Les banques centrales ont relevé les taux d'intérêt à un rythme soutenu au cours des 18 derniers mois pour lutter contre une hausse historique des prix, mais elles ont constamment sous-estimé les pressions inflationnistes.

Décrivant ce qu'elle appelle des vérités gênantes, Gita Gopinath a affirmé que la communauté financière pourrait être trop optimiste quant au coût et à la difficulté de maîtriser l'inflation, ce qui soulève alors le type de risque de stabilité que les banques centrales pourraient ne pas être équipées pour gérer.

"L'inflation met trop de temps à revenir à son niveau cible", a déclaré M. Gopinath lors de la réunion annuelle de la Banque centrale européenne à Sintra, au Portugal. "Alors que l'inflation globale a considérablement diminué, l'inflation dans les services est restée élevée, et la date à laquelle elle devrait revenir à l'objectif pourrait encore reculer.

Un tel retard serait coûteux, c'est pourquoi les banques centrales doivent maintenir une politique restrictive, malgré un coût évident pour la croissance, a-t-elle déclaré.

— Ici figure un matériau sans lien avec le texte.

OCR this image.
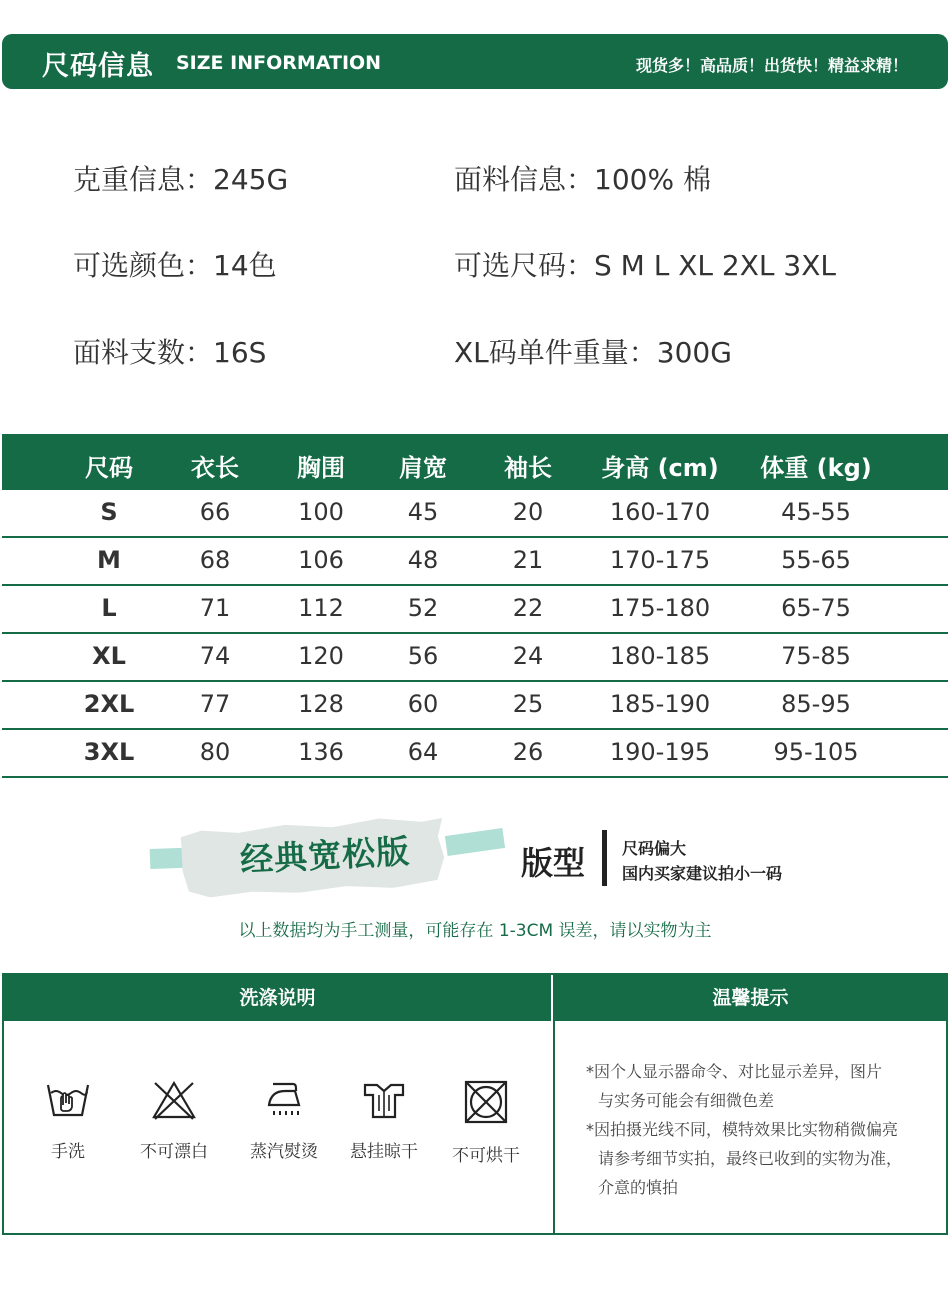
尺码信息 SIZE INFORMATION	现货多！高品质！出货快！精益求精！
克重信息：245G	面料信息：100% 棉
可选颜色：14色	可选尺码：S M L XL 2XL 3XL
面料支数：16S	XL码单件重量：300G
尺码	衣长	胸围	肩宽	袖长	身高 (cm)	体重 (kg)
S	66	100	45	20	160-170	45-55
M	68	106	48	21	170-175	55-65
L	71	112	52	22	175-180	65-75
XL	74	120	56	24	180-185	75-85
2XL	77	128	60	25	185-190	85-95
3XL	80	136	64	26	190-195	95-105
经典宽松版	版型 尺码偏大
国内买家建议拍小一码
以上数据均为手工测量，可能存在 1-3CM 误差，请以实物为主
洗涤说明	温馨提示
手洗	不可漂白	蒸汽熨烫	悬挂晾干	不可烘干
*因个人显示器命令、对比显示差异，图片
与实务可能会有细微色差
*因拍摄光线不同，模特效果比实物稍微偏亮
请参考细节实拍，最终已收到的实物为准，
介意的慎拍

Le problème est que les investisseurs semblent trop optimistes quant à l'évolution de l'inflation et qu'ils ne voient pas beaucoup d'impact sur la croissance économique, une combinaison improbable, surtout si les taux élevés persistent plus longtemps que ce qui est actuellement prévu, a soutenu M. Gopinath.

"Il est utile de garder à l'esprit qu'il n'y a pas beaucoup de précédents historiques pour un tel résultat", a-t-elle déclaré.

Une fois que la réalité aura frappé, les prix des actifs pourraient se redresser, ce qui pourrait déclencher le type de turbulences financières observées lors de l'effondrement de la Silicon Valley Bank et de la vente du Crédit suisse au début de l'année, a-t-elle averti.

Bien que les banques centrales aient affirmé avec force qu'elles disposaient des outils nécessaires pour gérer les risques liés aux prix et à la stabilité financière, leurs pouvoirs sont en réalité limités lorsque les tensions financières menacent de se transformer en crise systémique, a-t-elle ajouté.

Il incombe alors aux gouvernements de prévenir une crise, mais leur capacité budgétaire est actuellement très limitée, de sorte que les banques centrales pourraient devoir laisser l'inflation diminuer encore plus lentement pour éviter que leur propre politique ne déclenche une crise.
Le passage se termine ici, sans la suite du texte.